23/04/2023
El tercer domingo de este tiempo en que celebramos con tanta alegría el triunfo de Cristo sobre la muerte y el pecado nos lo sitúa, a través del Evangelio, en el mismo día de la Resurrección y en dos escenarios diferentes.
Primero, se acerca en el camino a dos discípulos que discutían. La decepción y la incomprensión les lleva a discutir, porque ni la certeza de que el sepulcro estaba ya vacío es suficiente para abrir sus cerrados ojos. No, no reconocieron a Jesús en el camino. La tristeza les puede.
En esos sesenta estadios de Jerusalén a Emaús, algo más de once kilómetros, está nuestro camino diario, siempre con prisa, con agenda, con rutina, con el piloto automático. Sabemos que tenemos a nuestro lado la Palabra de Dios para orientarnos, pero a menudo nos cuesta escucharla, detenernos a revisar sus instrucciones misteriosamente precisas para cada uno en cada momento. Actuamos muchas veces como si el Sepulcro aún fuera el del Santo Entierro y no el que el Ángel señala a las mujeres.
El segundo lugar, y definitivo, es la mesa. El que se hizo el encontradizo para caminar se sienta junto a ellos y con un simple gesto, el de tomar el pan, pronunciar la bendición, partirlo y repartirlo, se revela como el Resucitado, el vencedor sobre las tinieblas que les abre los ojos.

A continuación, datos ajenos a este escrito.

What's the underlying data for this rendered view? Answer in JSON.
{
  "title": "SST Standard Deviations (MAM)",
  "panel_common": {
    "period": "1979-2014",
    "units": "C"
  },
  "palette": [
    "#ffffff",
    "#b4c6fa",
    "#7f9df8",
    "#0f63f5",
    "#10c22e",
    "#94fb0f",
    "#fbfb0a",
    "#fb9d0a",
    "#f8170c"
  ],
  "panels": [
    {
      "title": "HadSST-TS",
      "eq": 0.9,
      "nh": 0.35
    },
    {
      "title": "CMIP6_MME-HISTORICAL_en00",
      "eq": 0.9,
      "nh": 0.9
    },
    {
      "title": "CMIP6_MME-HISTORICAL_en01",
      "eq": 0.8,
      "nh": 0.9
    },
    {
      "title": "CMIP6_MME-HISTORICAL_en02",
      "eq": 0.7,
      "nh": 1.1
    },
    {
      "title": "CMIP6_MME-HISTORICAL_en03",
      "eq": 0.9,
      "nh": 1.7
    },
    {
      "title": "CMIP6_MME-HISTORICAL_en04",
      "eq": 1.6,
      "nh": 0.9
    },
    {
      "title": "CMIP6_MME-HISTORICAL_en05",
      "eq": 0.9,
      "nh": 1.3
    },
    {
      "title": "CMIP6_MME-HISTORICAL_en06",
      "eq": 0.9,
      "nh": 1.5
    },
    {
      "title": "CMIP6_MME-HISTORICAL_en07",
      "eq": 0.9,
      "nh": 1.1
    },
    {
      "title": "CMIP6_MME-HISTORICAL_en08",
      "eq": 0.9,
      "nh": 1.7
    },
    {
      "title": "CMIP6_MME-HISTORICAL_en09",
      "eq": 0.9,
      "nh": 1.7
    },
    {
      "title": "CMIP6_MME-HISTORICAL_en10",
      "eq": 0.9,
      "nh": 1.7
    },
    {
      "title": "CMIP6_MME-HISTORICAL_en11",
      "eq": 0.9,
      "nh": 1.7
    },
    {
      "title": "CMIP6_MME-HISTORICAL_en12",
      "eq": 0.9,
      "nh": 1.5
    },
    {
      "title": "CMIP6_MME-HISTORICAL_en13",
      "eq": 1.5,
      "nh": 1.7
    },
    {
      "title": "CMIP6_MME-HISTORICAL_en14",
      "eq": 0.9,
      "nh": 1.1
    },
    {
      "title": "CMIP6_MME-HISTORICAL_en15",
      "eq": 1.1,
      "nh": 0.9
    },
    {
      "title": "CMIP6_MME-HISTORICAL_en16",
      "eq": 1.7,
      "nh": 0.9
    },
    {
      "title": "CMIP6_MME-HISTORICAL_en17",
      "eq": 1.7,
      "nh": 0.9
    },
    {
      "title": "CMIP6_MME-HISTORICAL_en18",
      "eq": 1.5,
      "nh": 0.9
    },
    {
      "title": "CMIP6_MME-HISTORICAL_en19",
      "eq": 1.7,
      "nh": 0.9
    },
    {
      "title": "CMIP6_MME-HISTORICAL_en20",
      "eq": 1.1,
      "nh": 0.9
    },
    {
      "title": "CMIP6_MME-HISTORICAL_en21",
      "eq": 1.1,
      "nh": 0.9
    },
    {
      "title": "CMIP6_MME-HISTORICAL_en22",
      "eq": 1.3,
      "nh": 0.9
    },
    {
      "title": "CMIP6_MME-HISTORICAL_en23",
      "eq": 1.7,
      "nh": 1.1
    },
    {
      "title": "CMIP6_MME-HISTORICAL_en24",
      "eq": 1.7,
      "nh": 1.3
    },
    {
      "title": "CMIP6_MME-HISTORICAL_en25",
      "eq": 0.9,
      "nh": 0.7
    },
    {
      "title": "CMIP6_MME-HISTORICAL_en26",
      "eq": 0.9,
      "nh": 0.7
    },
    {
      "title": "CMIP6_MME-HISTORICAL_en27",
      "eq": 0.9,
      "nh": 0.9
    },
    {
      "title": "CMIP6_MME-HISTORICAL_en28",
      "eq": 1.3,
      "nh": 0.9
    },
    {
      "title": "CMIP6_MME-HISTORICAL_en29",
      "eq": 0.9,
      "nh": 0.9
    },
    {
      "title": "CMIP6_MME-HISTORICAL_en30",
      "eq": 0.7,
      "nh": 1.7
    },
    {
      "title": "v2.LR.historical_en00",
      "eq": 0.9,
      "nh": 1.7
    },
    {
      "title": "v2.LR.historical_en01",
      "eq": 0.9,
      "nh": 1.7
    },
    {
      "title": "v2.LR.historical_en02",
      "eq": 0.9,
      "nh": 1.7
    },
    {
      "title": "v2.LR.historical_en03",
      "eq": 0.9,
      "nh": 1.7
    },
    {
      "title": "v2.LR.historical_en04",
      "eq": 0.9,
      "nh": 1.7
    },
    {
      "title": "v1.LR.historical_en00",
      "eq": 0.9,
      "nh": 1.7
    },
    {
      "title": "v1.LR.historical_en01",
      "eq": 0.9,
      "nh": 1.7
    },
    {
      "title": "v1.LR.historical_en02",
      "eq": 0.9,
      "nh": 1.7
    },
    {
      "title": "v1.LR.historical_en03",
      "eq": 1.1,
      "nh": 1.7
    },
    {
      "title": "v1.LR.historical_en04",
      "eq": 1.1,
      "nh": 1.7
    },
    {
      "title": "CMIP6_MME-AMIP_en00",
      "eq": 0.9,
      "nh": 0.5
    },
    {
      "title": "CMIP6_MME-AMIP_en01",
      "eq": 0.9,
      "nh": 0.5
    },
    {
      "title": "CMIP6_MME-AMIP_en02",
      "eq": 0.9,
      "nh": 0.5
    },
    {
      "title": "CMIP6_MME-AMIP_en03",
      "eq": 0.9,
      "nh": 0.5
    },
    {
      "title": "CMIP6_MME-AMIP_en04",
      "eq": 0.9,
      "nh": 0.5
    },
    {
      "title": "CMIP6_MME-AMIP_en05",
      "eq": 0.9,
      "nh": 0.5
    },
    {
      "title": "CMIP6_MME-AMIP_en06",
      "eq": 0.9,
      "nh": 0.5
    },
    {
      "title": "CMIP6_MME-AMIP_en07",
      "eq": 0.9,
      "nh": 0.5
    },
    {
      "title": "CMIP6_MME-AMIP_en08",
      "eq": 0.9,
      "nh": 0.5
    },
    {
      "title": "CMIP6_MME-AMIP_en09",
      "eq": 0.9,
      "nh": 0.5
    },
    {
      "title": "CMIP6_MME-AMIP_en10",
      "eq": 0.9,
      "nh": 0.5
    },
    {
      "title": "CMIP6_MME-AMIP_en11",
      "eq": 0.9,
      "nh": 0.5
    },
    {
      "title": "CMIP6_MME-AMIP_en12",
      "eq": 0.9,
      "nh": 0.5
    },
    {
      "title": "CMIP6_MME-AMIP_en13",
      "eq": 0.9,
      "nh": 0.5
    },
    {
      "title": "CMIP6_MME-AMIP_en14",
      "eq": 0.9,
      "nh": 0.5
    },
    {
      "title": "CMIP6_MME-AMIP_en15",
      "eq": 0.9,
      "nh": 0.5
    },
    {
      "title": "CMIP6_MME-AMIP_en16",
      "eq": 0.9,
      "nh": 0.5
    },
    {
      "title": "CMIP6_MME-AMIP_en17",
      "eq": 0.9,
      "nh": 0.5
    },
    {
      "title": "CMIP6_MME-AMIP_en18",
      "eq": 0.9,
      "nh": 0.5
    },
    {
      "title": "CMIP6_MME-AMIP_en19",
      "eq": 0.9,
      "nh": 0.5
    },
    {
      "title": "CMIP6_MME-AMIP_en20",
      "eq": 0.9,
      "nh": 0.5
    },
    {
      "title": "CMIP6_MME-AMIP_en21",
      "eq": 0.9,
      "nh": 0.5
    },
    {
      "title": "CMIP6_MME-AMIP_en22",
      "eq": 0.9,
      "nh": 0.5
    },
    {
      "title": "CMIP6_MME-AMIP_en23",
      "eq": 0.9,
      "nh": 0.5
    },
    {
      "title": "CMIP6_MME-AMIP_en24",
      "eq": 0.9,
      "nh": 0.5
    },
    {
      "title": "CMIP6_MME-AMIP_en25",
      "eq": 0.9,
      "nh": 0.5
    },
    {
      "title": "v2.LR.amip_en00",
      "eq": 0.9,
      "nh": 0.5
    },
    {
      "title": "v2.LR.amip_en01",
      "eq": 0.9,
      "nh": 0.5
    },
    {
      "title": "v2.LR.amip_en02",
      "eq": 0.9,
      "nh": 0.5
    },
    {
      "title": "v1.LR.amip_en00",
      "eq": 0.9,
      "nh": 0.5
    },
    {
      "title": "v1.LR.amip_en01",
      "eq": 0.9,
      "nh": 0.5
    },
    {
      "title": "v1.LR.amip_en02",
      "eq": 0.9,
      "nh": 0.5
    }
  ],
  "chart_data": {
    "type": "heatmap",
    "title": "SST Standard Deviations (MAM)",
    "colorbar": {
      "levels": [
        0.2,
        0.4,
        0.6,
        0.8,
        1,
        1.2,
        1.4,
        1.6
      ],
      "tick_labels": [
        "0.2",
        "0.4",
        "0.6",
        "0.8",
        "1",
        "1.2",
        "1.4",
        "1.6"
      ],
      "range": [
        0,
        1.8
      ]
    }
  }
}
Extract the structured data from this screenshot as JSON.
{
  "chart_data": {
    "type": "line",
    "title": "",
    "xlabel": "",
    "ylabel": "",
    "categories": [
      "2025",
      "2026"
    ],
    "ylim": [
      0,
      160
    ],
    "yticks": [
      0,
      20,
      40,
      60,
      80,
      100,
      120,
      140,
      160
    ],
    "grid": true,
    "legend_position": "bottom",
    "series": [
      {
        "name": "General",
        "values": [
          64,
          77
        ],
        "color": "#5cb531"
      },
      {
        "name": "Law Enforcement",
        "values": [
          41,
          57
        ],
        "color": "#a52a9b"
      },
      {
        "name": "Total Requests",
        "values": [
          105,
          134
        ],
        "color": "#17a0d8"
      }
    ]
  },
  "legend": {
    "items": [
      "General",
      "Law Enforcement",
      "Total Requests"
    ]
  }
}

Entonces, a la luz del misterio de la presencia real y verdadera de Jesús, el pan eucarístico que en cada Misa se entrega y en cada sagrario y custodia adoramos, es cuando la Palabra que ya había incendiado sus corazones transforma sus vidas. En medio de la oscuridad vuelven sobre sus pasos, otra vez a Jerusalén. En esos sesenta estadios de vuelta, los sesenta estadios de la misión y la alegría, en medio de las sombras de este mundo pero en una noche ya iluminada por la luz pascual, debemos caminar como Iglesia hasta el fin de los tiempos, tras las huellas de Jesús Resucitado y acudiendo cada día a su mesa.